Parafrazując pewien znany (raczej chłopacki) hymn: „if the girls are united, they will never be divided”. Częściej zabierajcie, dziewczyny, chłopakom, wynika z tego wiele dobrego.

Arctic Monkeys
„The Car”
Domino

Alex Turner uwierzył już na dobre, że jest gwiazdą soulu z lat 70.

Są takie miejsca na ziemi, w których Arctic Monkeys nie należą do najbardziej poważanych zespołów. Bo to wszystko takie miękkie, bo frontman ma skłonność do przewózki, bo chwalą ich w „New Musical Express” (OK, to jestem w stanie zrozumieć, to często znak ostrzegawczy). Mniejsza jednak o hipsterów z roku 2012, często kryptomizoginów („to muzyka dla nastolatek!”). Przyznaję, że do Turnera i spółki mam pewną słabość: żaden współczesny gitarowy zespół poruszający się w okolicach głównego nurtu nie potrafi z taką gracją bawić się konwencją, zmieniać wcielenia, uciekać od łatwej kategoryzacji. Mieliśmy tenisówkowy indie rock, stonerrockowe wydanie tegoż, mieliśmy pełen synkretyzm i retroeksperymenty. Tym razem dostajemy… a, znowu retroeksperymenty. Problem z „The Car” polega na tym, że wydaje się zbyt ostrożnym rozwinięciem tego, co słyszeliśmy na „Tranquility Base Hotel & Casino”. Odpadła koncept albumowość, zostało zamiłowanie do ładnych okularów przeciwsłonecznych i sewentisowych brzmień. Mamy więc soul i funk („I Ain’t Quite Where I Think I Am”) czy spaghetti-westernową interpretację ścieżek dźwiękowych z Bonda („The Car”). Czego nie mamy? Piosenek. Wyłączając numery znane z singli, można odnieść wrażenie, że Arctic Monkeys zbyt wiele uwagi poświęcają stylistyce, ogólnie rozumianemu nastrojowi, tłamsząc przy tym swoje songwriterskie możliwości. Wszystko to jest bardzo stylowe, eleganckie, ale w gruncie rzeczy mało charakterystyczne.

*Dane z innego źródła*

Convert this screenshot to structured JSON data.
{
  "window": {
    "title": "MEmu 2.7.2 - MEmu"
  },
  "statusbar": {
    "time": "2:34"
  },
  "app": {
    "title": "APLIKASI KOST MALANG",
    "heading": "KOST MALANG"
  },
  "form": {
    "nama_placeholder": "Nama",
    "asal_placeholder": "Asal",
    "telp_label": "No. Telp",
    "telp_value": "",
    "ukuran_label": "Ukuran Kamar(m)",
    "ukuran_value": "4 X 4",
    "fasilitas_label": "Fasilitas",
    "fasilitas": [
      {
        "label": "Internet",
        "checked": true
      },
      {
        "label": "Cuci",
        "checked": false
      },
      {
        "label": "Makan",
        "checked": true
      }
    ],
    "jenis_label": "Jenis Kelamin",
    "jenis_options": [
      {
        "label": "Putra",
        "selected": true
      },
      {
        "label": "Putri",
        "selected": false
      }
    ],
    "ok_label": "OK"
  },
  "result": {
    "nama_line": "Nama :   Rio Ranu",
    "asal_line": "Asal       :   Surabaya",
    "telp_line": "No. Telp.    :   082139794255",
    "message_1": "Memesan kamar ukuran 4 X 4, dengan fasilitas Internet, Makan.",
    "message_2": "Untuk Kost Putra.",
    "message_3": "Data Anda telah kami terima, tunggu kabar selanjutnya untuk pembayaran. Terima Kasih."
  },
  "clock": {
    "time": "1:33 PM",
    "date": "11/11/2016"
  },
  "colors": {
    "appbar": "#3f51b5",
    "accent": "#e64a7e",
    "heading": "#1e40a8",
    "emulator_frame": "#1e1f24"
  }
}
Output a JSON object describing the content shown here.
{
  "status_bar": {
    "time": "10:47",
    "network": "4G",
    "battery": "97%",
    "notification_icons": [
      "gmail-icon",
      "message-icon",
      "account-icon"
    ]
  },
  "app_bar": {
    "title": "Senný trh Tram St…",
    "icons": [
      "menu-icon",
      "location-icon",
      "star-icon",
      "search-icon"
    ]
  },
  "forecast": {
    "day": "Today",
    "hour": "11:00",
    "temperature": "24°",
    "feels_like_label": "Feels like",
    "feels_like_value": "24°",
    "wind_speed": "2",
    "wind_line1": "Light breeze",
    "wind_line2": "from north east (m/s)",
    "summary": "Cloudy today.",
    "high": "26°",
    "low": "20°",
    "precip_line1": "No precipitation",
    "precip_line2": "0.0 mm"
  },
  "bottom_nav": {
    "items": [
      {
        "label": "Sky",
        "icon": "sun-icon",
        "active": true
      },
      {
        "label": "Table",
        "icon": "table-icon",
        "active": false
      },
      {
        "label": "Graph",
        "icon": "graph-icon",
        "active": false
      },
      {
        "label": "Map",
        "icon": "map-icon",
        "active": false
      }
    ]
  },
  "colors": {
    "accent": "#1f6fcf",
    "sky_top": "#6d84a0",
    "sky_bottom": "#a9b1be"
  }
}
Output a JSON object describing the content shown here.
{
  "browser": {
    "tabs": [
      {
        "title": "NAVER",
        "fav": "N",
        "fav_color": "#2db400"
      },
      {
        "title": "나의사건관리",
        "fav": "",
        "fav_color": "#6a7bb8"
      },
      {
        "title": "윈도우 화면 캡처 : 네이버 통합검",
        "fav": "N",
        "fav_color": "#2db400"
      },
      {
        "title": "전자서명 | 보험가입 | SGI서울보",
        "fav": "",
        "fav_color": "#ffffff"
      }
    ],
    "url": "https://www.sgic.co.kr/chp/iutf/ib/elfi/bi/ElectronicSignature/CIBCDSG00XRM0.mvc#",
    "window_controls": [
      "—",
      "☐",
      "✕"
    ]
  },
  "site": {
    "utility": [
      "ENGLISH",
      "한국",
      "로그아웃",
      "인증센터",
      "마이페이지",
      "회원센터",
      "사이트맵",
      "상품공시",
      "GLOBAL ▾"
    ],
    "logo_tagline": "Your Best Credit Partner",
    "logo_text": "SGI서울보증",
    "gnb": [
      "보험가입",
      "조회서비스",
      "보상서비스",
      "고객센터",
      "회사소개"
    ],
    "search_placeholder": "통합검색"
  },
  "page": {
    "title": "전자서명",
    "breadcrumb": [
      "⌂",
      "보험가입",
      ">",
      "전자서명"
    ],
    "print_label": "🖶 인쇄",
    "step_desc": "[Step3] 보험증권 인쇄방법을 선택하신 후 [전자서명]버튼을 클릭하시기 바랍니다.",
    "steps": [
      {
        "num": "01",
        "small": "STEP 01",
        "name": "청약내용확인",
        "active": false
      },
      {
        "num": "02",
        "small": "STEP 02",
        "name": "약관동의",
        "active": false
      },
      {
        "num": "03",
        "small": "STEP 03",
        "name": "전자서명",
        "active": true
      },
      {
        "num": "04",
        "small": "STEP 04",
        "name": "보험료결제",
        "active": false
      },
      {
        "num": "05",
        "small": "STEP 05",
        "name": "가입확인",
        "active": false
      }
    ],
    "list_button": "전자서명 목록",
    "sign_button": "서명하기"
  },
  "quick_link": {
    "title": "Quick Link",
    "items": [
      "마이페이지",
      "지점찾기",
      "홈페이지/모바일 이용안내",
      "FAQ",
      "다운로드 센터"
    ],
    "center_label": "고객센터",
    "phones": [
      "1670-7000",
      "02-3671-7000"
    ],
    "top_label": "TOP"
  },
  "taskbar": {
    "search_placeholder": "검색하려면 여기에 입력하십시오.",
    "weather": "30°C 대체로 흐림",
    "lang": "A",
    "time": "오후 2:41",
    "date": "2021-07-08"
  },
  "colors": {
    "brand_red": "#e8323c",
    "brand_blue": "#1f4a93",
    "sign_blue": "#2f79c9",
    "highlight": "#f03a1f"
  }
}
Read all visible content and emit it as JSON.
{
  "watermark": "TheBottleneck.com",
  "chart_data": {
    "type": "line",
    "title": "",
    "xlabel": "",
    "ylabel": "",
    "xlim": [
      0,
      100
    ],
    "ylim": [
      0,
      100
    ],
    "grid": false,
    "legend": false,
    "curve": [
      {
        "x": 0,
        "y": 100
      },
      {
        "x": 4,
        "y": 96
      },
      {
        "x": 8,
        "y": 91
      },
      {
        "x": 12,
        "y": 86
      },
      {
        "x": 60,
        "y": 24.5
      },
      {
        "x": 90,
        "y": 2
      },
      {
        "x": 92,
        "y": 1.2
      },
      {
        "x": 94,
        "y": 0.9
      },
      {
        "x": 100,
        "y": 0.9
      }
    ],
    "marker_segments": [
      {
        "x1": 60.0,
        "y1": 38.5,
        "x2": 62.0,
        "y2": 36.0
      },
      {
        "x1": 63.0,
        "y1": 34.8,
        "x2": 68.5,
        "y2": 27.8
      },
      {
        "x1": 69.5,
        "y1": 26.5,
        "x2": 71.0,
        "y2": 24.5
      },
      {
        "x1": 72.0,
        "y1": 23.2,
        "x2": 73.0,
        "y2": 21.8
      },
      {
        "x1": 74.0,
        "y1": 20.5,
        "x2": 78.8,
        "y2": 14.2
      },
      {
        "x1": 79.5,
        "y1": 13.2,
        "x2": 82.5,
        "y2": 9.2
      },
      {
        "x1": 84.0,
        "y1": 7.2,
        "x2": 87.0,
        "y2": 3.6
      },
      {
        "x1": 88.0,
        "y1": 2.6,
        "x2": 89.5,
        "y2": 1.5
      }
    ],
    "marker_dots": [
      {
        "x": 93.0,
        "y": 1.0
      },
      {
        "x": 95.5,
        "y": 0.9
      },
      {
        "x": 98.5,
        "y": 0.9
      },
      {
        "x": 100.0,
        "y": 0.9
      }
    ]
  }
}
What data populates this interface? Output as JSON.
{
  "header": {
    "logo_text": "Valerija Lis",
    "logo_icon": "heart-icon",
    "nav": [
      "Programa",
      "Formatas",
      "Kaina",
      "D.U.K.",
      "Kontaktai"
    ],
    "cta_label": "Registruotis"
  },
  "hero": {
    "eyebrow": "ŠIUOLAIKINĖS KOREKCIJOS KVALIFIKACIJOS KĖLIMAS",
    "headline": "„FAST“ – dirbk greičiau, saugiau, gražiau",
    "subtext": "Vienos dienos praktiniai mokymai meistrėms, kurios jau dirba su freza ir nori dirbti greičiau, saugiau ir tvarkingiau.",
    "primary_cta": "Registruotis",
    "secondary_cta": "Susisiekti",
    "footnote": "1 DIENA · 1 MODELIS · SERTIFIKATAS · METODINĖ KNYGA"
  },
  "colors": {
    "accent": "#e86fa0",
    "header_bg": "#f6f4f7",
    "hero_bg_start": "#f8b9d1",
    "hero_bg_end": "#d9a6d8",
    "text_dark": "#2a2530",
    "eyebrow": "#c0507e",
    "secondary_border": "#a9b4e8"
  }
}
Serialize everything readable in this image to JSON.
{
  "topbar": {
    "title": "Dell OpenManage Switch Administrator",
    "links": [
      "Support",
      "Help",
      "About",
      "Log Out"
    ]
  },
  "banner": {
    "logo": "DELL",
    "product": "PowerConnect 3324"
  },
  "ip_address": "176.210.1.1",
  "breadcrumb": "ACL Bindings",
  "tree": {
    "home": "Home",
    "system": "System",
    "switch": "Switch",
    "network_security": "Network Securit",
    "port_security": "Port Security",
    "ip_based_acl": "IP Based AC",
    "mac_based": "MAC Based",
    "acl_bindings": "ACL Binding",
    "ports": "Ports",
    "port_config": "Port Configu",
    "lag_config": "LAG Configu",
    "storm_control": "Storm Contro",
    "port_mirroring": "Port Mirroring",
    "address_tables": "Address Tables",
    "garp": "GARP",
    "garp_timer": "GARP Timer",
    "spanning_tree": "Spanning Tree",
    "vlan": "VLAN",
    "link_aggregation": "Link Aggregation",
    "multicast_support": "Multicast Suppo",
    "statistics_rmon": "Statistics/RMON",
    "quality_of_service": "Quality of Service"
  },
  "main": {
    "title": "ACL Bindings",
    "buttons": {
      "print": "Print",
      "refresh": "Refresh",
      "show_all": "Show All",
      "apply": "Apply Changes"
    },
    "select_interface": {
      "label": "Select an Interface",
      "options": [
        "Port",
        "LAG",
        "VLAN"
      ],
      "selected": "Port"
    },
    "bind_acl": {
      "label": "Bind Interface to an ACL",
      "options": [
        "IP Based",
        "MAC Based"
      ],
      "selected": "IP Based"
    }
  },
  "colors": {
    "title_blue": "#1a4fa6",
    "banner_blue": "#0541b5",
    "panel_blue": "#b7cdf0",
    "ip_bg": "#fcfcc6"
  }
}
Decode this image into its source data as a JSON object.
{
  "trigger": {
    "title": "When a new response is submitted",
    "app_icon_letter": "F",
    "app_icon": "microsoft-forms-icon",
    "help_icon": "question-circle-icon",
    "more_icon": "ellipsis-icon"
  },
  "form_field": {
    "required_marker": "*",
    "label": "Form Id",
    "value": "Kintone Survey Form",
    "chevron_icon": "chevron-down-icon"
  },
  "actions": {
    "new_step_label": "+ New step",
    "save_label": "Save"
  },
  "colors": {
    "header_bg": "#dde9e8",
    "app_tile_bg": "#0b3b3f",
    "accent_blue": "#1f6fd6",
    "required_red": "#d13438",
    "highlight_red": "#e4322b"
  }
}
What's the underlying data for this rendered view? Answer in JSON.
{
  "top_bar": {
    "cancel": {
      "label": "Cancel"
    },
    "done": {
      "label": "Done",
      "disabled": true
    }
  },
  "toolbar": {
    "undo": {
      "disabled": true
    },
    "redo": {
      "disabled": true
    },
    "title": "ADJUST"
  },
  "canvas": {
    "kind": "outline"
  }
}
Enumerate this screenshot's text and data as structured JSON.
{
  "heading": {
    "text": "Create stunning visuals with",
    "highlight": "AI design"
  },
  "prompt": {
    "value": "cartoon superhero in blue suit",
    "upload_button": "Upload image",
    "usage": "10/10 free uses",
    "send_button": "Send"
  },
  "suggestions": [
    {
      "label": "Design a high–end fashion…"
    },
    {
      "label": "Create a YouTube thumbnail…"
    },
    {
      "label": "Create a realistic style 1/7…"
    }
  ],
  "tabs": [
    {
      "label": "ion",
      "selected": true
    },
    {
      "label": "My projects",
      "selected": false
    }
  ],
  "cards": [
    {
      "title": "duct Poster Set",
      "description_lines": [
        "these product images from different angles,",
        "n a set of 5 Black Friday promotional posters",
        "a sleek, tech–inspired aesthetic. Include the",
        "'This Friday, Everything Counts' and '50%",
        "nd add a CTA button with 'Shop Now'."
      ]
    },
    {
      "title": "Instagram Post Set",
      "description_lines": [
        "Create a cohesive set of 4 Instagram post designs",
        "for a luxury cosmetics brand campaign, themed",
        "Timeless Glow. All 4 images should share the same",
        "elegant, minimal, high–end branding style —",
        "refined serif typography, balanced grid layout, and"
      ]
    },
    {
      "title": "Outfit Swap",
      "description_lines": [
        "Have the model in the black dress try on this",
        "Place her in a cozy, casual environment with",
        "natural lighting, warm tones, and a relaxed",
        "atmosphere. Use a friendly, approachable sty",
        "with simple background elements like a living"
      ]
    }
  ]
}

„The Car” to zaledwie zgrabny suplement do poprzedniego albumu. Znając Małpy, nie zdziwię się jednak, jeśli niebawem zrezygnują z kremowo-brązowych garniturów na rzecz innej garderoby.

Caroline Polachek
„Sunset” (singiel)
Perpetual Novice

O rety, co tu się dzieje?!

Nie jest to pytanie spod znaku „ile się w tym numerze wydarzyło, jak ona połączyła te rzeczy, jak wielką intuicją kompozytorską trzeba dysponować, żeby napisać taki kawałek?”. To raczej wyraz ogromnej konsternacji. Polachek rezygnuje z emocjonalnego diapazonu „Billions”, z ciemnej zmysłowości „Bunny Is a Rider”. Rezygnuje jednak na rzecz… No właśnie. Wygląda na to, że „Sunset” jest dokładnie tym, czym się wydaje: dynamicznym popowym numerem opartym na zagrywkach flamenco gitary i pospiesznie wyrzucanych przez wokalistkę wersach (jeden z fragmentów jako żywo przypomina linię wokalną „Penny Lane” – i znów: co tu się dzieje?), zwieńczonym operowymi zaśpiewami. Proszę mi wierzyć, jeśli tego typu opis może nam sugerować rozmaite rozwiązania, to „Sunset” jest naprawdę płaskim i przewidywalnym numerem. Z uwagi na dotychczasową, znakomitą twórczość Polachek należy mówić o sporym zaskoczeniu. Diagnoza w rodzaju „no tak, rezygnuje z nieoczywistego popu na rzecz bardziej przystępnego i przejrzystego grania” wydaje się jednak zbyt banalna, może to część jakiegoś misternego, diabelskiego planu?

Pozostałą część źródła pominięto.